In many people’s minds, the Georgian and the Regency periods have become associated with an abundance of food and the beginning of a revolution in our relationship with food.
The increased availability of foodstuffs of varied kinds and from different countries (a privilege of the wealthiest, of course), also led to a transformation in the male relationship with cooking, which became both an art and a pastime. A sign of this was the rise, at the turn of the nineteenth century, of the ‘celebrity’ chef (usually French or Italian – the two most influential cuisines at the time), who were requested at the most important European courts to create elaborate and complicated dishes.
It is against this background that the collection of the Georgian menu books held in the Royal Archives can be viewed.
Among the most interesting meals served is the banquet for the coronation of George IV, to which an entire volume is dedicated. It includes drawings showing the guests’ seating plan, as well as a list of the food served and its specific arrangement on the table.
Cooking became an art that royal families all over Europe displayed at their tables. The best chefs were employed in the royal kitchens, however in the menu books we just get a glimpse of this for, unfortunately, their names are not recorded with the same consistency as their dishes.

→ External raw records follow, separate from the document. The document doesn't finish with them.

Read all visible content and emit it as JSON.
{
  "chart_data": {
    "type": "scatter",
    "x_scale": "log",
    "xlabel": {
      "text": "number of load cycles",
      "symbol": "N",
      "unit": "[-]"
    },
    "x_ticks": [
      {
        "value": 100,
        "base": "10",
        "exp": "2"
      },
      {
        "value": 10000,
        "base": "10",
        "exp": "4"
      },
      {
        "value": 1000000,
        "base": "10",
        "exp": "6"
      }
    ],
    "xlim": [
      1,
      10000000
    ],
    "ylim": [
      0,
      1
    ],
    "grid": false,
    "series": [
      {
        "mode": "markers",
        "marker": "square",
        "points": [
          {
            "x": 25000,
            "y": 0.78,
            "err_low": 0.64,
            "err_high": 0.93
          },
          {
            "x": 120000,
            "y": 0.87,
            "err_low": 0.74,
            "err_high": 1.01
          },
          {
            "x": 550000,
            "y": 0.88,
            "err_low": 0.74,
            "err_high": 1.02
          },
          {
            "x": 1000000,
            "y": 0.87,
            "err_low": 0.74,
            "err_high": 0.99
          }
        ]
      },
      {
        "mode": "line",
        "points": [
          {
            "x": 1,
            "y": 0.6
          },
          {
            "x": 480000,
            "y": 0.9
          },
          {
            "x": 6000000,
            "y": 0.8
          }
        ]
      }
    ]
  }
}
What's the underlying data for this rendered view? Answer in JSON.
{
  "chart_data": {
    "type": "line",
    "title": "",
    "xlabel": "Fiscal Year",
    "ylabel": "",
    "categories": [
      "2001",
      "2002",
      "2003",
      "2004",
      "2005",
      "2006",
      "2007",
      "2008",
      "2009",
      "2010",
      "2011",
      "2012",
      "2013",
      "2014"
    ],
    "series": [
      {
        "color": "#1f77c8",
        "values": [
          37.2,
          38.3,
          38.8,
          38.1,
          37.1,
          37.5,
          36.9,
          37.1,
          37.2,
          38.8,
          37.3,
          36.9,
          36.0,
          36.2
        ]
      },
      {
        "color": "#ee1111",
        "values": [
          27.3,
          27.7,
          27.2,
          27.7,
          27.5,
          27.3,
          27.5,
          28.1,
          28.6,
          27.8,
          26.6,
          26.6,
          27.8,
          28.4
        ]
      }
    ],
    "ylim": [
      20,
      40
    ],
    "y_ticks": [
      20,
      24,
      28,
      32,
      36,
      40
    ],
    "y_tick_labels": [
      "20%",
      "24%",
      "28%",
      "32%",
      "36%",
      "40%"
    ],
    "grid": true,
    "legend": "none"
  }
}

Some menus are attributed to particular chefs including Amant (sometimes spelt Amand) Wilmet [Cook], Peter Crepin [Master Cook of Kitchen] and even the famous Marie Antoine Carême, probably the first internationally acclaimed chef.
Other interesting annotatations in several of these volumes include ‘Pitcher meat’, given to servants on days of celebration in the royal family, mince pies and plum broth, given for Christmas and New Year’s Day, general accounts of meat and fish consumed, game received by the royal kitchen and its provenance.